Rule #1 when analyzing generated code: debug code is worthless. Unfortunately the default example you posted is debug code. It would be more interesting, and also much simpler to understand, if you posted the examples with -O2 in the compiler options.
Anyway, I love this amazing tool. I use it frequently at work. Beside checking differences between compilers and what code is most optimized, last time I discovered an obscure compiler option that actually really makes a difference.
Check the difference between these two:
https://godbolt.org/z/qx7-aZ
https://godbolt.org/z/ULnyd_
It was just the stock example provided by the site, but sure. Honestly, I think the optimization level would depend on what you are trying to understand — the function of the code, or what the compiler is doing exactly to your code that you may want to further optimize or you suspect the code generation is bad. But sure, you may want to use different options than the stock example.
clang does that with -O2. I find clang a lot more performant and error messages actually make sense.
That’s very neat! I was just wondering how gcc and clang would handle copying my 7-byte structs.

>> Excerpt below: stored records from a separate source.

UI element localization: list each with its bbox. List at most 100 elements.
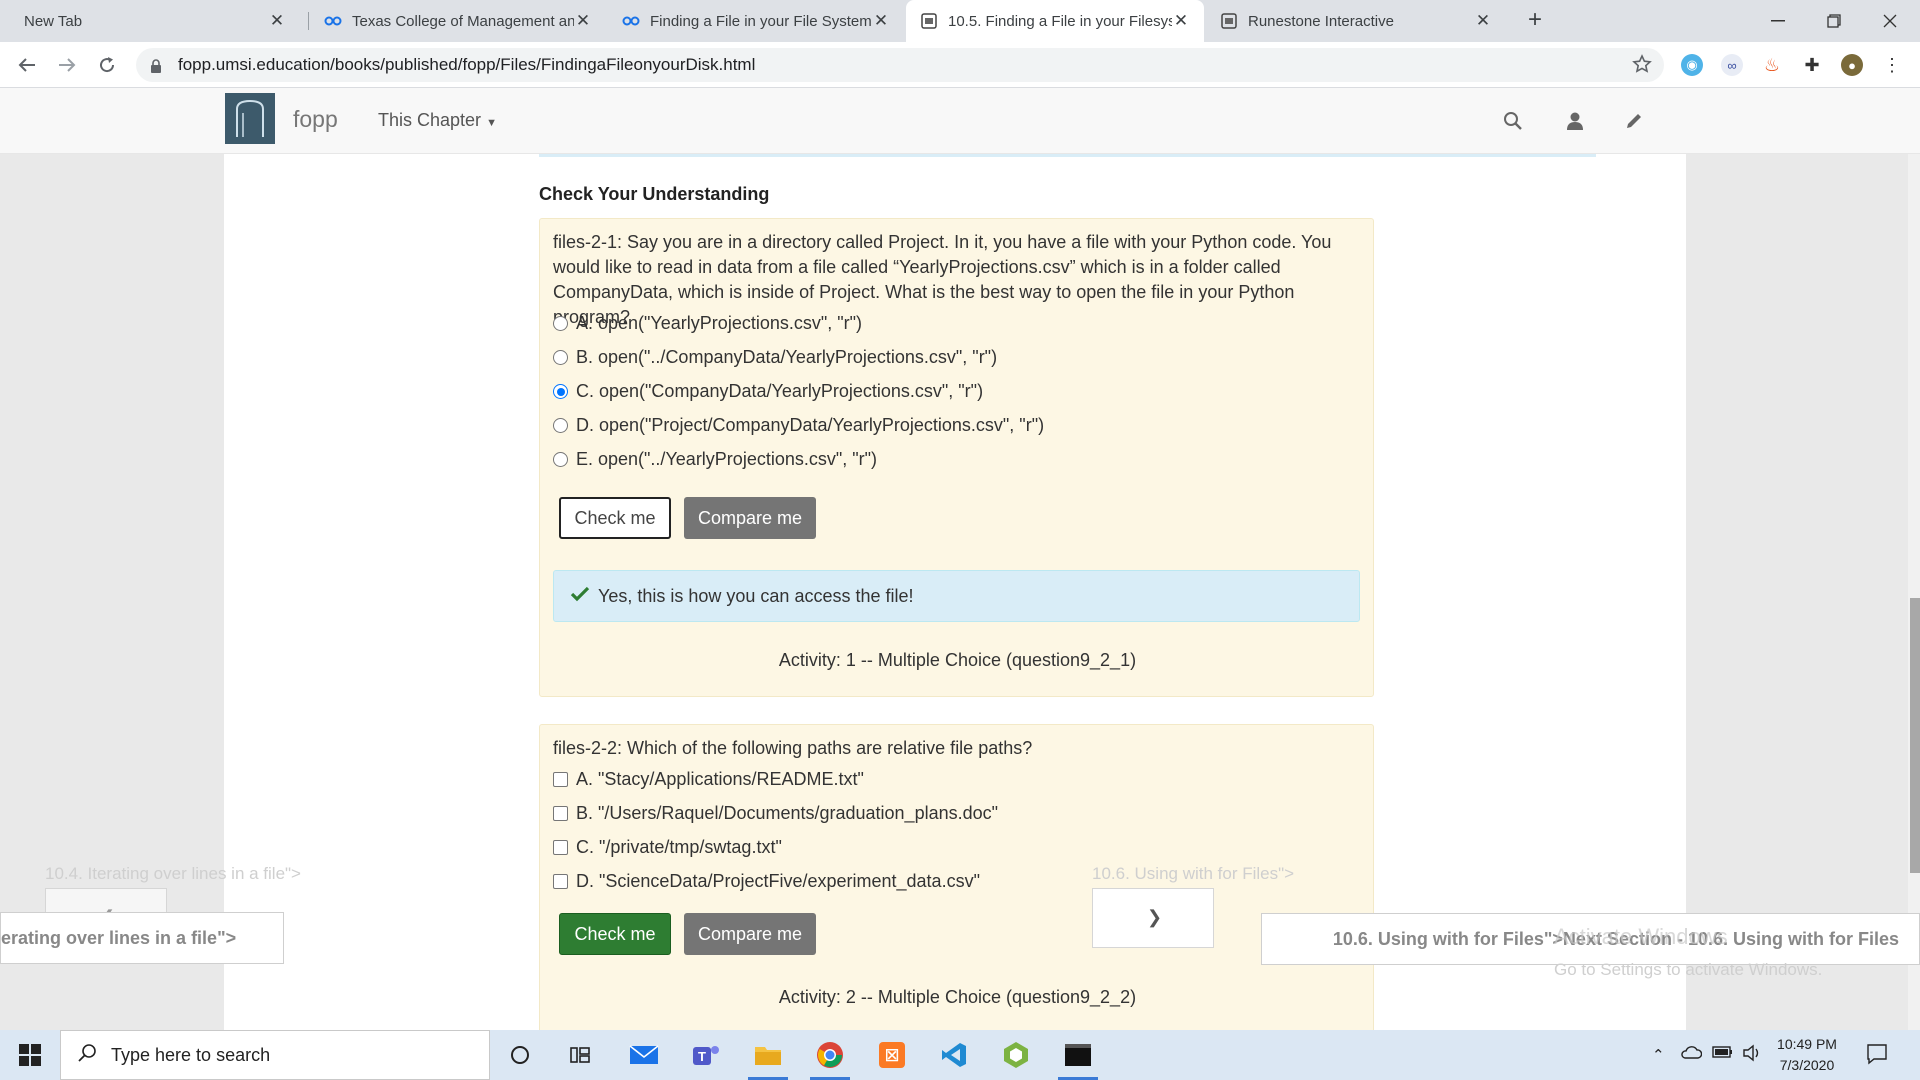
tab-texas-college[interactable]: Texas College of Management an ✕ bbox=[310, 0, 606, 42]
xampp-icon[interactable]: ☒ bbox=[866, 1030, 918, 1080]
option-label: D. open("Project/CompanyData/YearlyProje… bbox=[576, 415, 1045, 435]
clock-date[interactable]: 7/3/2020 bbox=[1772, 1057, 1842, 1073]
search-icon bbox=[77, 1043, 97, 1068]
answer-option-d[interactable]: D. open("Project/CompanyData/YearlyProje… bbox=[553, 415, 1044, 436]
mail-icon[interactable] bbox=[618, 1030, 670, 1080]
taskbar-search-input[interactable]: Type here to search bbox=[60, 1030, 490, 1080]
extensions-puzzle-icon[interactable]: ✚ bbox=[1801, 54, 1823, 76]
svg-text:T: T bbox=[698, 1049, 706, 1064]
option-label: B. "/Users/Raquel/Documents/graduation_p… bbox=[576, 803, 999, 823]
extension-blue-icon[interactable]: ◉ bbox=[1681, 54, 1703, 76]
radio-button[interactable] bbox=[553, 350, 568, 365]
answer-option-b[interactable]: B. open("../CompanyData/YearlyProjection… bbox=[553, 347, 997, 368]
prev-section-link-text: erating over lines in a file"> bbox=[1, 927, 237, 948]
new-tab-button[interactable]: + bbox=[1520, 6, 1550, 36]
next-arrow-box[interactable]: ❯ bbox=[1092, 888, 1214, 948]
checkbox[interactable] bbox=[553, 840, 568, 855]
radio-button[interactable] bbox=[553, 452, 568, 467]
check-me-button[interactable]: Check me bbox=[559, 497, 671, 539]
pencil-icon[interactable] bbox=[1621, 108, 1647, 134]
radio-button[interactable] bbox=[553, 316, 568, 331]
compare-me-button[interactable]: Compare me bbox=[684, 913, 816, 955]
checkbox[interactable] bbox=[553, 772, 568, 787]
volume-icon[interactable] bbox=[1742, 1044, 1762, 1065]
answer-option-d[interactable]: D. "ScienceData/ProjectFive/experiment_d… bbox=[553, 871, 980, 892]
runestone-favicon-icon bbox=[1220, 12, 1238, 30]
tab-finding-file[interactable]: Finding a File in your File System ✕ bbox=[608, 0, 904, 42]
lock-icon bbox=[150, 58, 164, 73]
answer-option-a[interactable]: A. open("YearlyProjections.csv", "r") bbox=[553, 313, 862, 334]
profile-avatar-icon[interactable]: ● bbox=[1841, 54, 1863, 76]
prev-section-link[interactable]: erating over lines in a file"> bbox=[0, 912, 284, 964]
reload-icon[interactable] bbox=[92, 50, 122, 80]
onedrive-cloud-icon[interactable] bbox=[1680, 1044, 1703, 1063]
tab-title: New Tab bbox=[24, 12, 83, 30]
tab-title: Texas College of Management an bbox=[352, 12, 574, 30]
answer-option-c[interactable]: C. "/private/tmp/swtag.txt" bbox=[553, 837, 782, 858]
compare-me-button[interactable]: Compare me bbox=[684, 497, 816, 539]
checkbox[interactable] bbox=[553, 874, 568, 889]
check-me-button[interactable]: Check me bbox=[559, 913, 671, 955]
logo[interactable] bbox=[225, 93, 275, 144]
back-arrow-icon[interactable] bbox=[12, 50, 42, 80]
answer-option-c[interactable]: C. open("CompanyData/YearlyProjections.c… bbox=[553, 381, 983, 402]
bookmark-star-icon[interactable] bbox=[1632, 54, 1652, 79]
chevron-right-icon: ❯ bbox=[1147, 907, 1163, 927]
radio-button[interactable] bbox=[553, 418, 568, 433]
tab-new-tab[interactable]: New Tab ✕ bbox=[10, 0, 300, 42]
extension-flame-icon[interactable]: ♨ bbox=[1761, 54, 1783, 76]
cortana-icon[interactable] bbox=[494, 1030, 546, 1080]
terminal-icon[interactable] bbox=[1052, 1030, 1104, 1080]
address-bar[interactable]: fopp.umsi.education/books/published/fopp… bbox=[136, 48, 1664, 82]
close-icon[interactable]: ✕ bbox=[268, 11, 286, 31]
extension-mask-icon[interactable]: ∞ bbox=[1721, 54, 1743, 76]
clock-time[interactable]: 10:49 PM bbox=[1772, 1036, 1842, 1052]
next-section-ghost-label: 10.6. Using with for Files"> bbox=[1092, 864, 1295, 883]
answer-option-e[interactable]: E. open("../YearlyProjections.csv", "r") bbox=[553, 449, 877, 470]
site-brand[interactable]: fopp bbox=[293, 106, 338, 133]
caret-down-icon: ▼ bbox=[486, 117, 497, 129]
activate-windows-subtitle: Go to Settings to activate Windows. bbox=[1554, 960, 1823, 979]
checkmark-icon bbox=[570, 586, 590, 607]
file-explorer-icon[interactable] bbox=[742, 1030, 794, 1080]
radio-button-selected[interactable] bbox=[553, 384, 568, 399]
tab-runestone[interactable]: Runestone Interactive ✕ bbox=[1206, 0, 1506, 42]
tab-active-fopp[interactable]: 10.5. Finding a File in your Filesys ✕ bbox=[906, 0, 1204, 42]
tray-chevron-up-icon[interactable]: ⌃ bbox=[1652, 1046, 1665, 1064]
scrollbar-thumb[interactable] bbox=[1910, 598, 1920, 873]
url-text: fopp.umsi.education/books/published/fopp… bbox=[178, 55, 756, 74]
option-label: B. open("../CompanyData/YearlyProjection… bbox=[576, 347, 998, 367]
restore-icon[interactable] bbox=[1806, 0, 1862, 42]
minimize-icon[interactable] bbox=[1750, 0, 1806, 42]
forward-arrow-icon[interactable] bbox=[52, 50, 82, 80]
windows-start-icon[interactable] bbox=[0, 1030, 60, 1080]
notification-center-icon[interactable] bbox=[1866, 1043, 1888, 1068]
question-card-1: files-2-1: Say you are in a directory ca… bbox=[539, 218, 1374, 697]
close-icon[interactable]: ✕ bbox=[872, 11, 890, 31]
task-view-icon[interactable] bbox=[554, 1030, 606, 1080]
option-label: A. "Stacy/Applications/README.txt" bbox=[576, 769, 864, 789]
hex-app-icon[interactable] bbox=[990, 1030, 1042, 1080]
battery-icon[interactable] bbox=[1712, 1045, 1734, 1062]
scrollbar-track[interactable] bbox=[1908, 154, 1920, 1030]
search-icon[interactable] bbox=[1500, 108, 1526, 134]
window-close-icon[interactable] bbox=[1862, 0, 1918, 42]
this-chapter-menu[interactable]: This Chapter ▼ bbox=[378, 110, 497, 131]
vscode-icon[interactable] bbox=[928, 1030, 980, 1080]
close-icon[interactable]: ✕ bbox=[1474, 11, 1492, 31]
user-icon[interactable] bbox=[1562, 108, 1588, 134]
chrome-icon[interactable] bbox=[804, 1030, 856, 1080]
checkbox[interactable] bbox=[553, 806, 568, 821]
answer-option-a[interactable]: A. "Stacy/Applications/README.txt" bbox=[553, 769, 864, 790]
close-icon[interactable]: ✕ bbox=[574, 11, 592, 31]
browser-menu-icon[interactable]: ⋮ bbox=[1881, 54, 1903, 76]
close-icon[interactable]: ✕ bbox=[1172, 11, 1190, 31]
answer-option-b[interactable]: B. "/Users/Raquel/Documents/graduation_p… bbox=[553, 803, 998, 824]
option-label: C. open("CompanyData/YearlyProjections.c… bbox=[576, 381, 984, 401]
link-favicon-icon bbox=[324, 12, 342, 30]
feedback-text: Yes, this is how you can access the file… bbox=[598, 585, 914, 606]
section-heading: Check Your Understanding bbox=[539, 184, 770, 204]
option-label: C. "/private/tmp/swtag.txt" bbox=[576, 837, 782, 857]
question-prompt: files-2-2: Which of the following paths … bbox=[553, 738, 1033, 758]
teams-icon[interactable]: T bbox=[680, 1030, 732, 1080]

Edit: way too much fun and my 1366 pixels isn’t cutting it. I’m going to need a much wider screen.
gcc copies 4 + 2 + 1 byte.
clang does 4+4 byte copy with a 1-byte overlap, but only in the memset(A,0,7); and memcpy(A,B,7); caces, not for the *A=*B; case.
What is with the calling convention “The registers RDI, RSI, RDX, RCX, R8, and R9 are used for integer and memory address arguments” for x86_64 ?

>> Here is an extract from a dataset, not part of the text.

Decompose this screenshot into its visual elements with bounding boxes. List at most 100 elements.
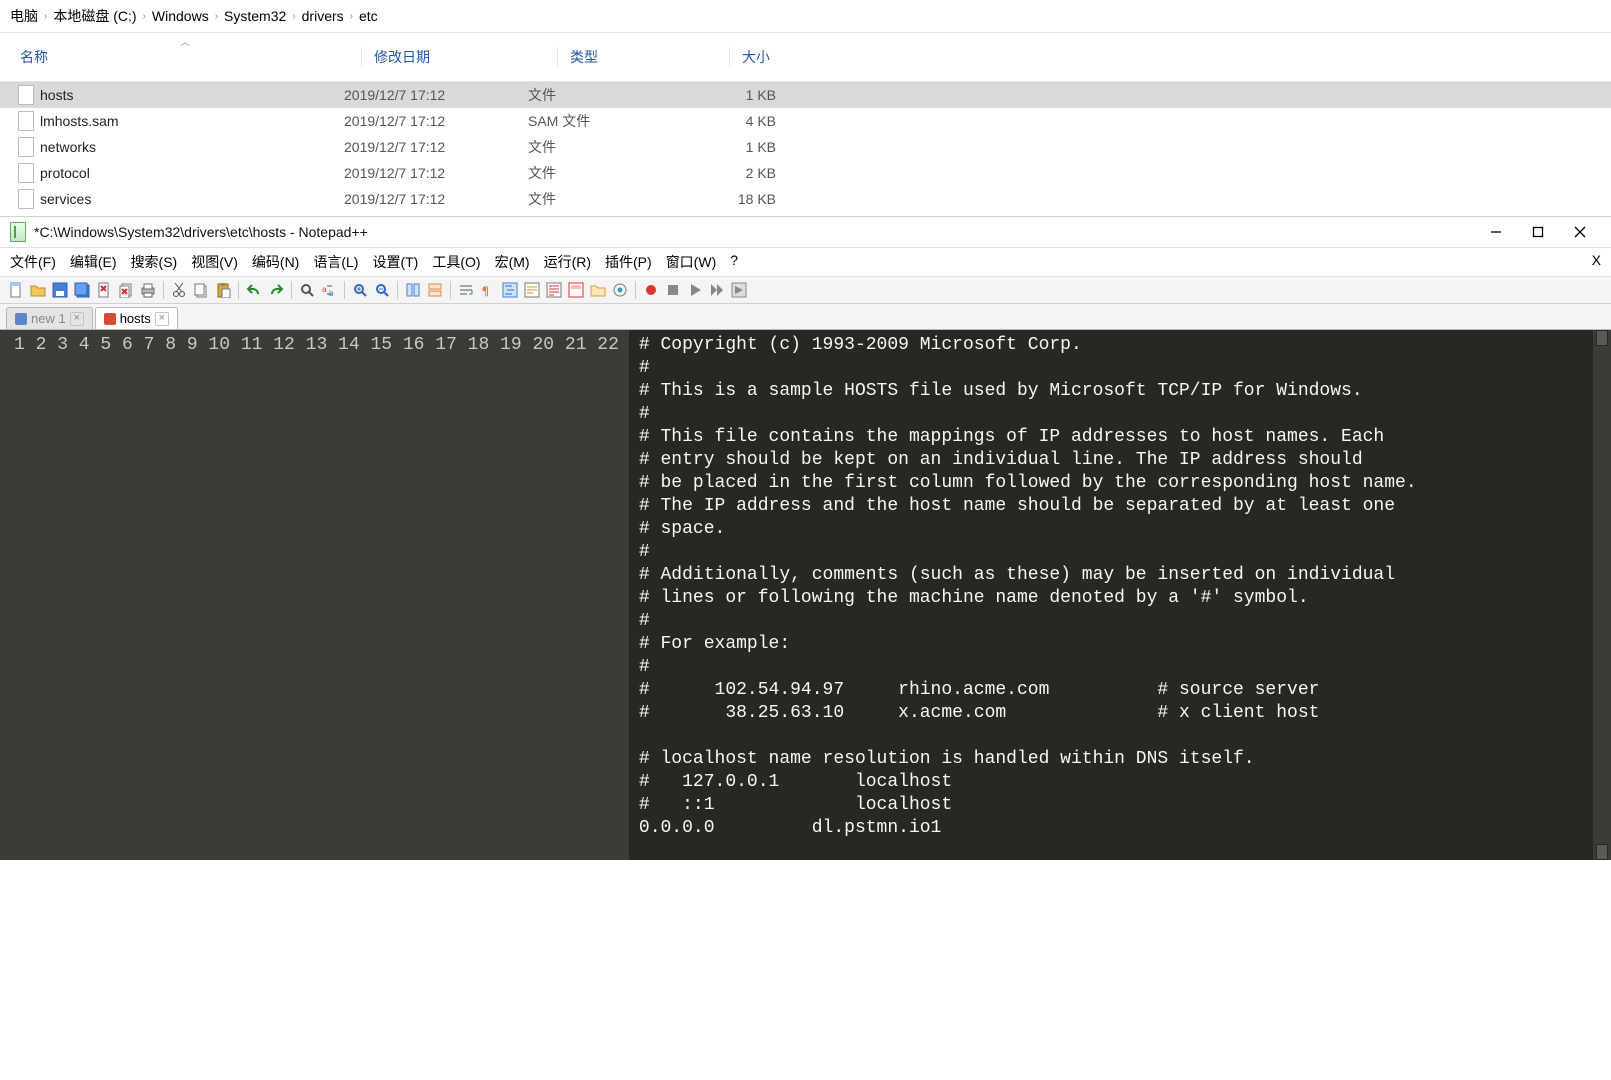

Details: https://en.wikipedia.org/wiki/X86_calling_conventions#System_V_AMD64_ABI
Related to the topic, check Matt’s talks on youtube. Especially his “What has my compiler done for me lately” series :D
Matt did an interview / episode with embedded.fm a couple of years back which is worth a listen.
https://embedded.fm/episodes/190
I am constrained to point out that debug cose, while not optimal code, is built so that it is possible to point to a set of (usually contiguous) instructions that implement each statement, with no overlaps. In fully optimized code, the attribution of generated code to specific source lines is not always possible. The attributions are generated by the compiler itself so that debugs can single-step by statement. In optimized code, the concept has little meaning in many cases though the compiler does the best it can. This difficulty is reflected fully in the Compiler Explorer.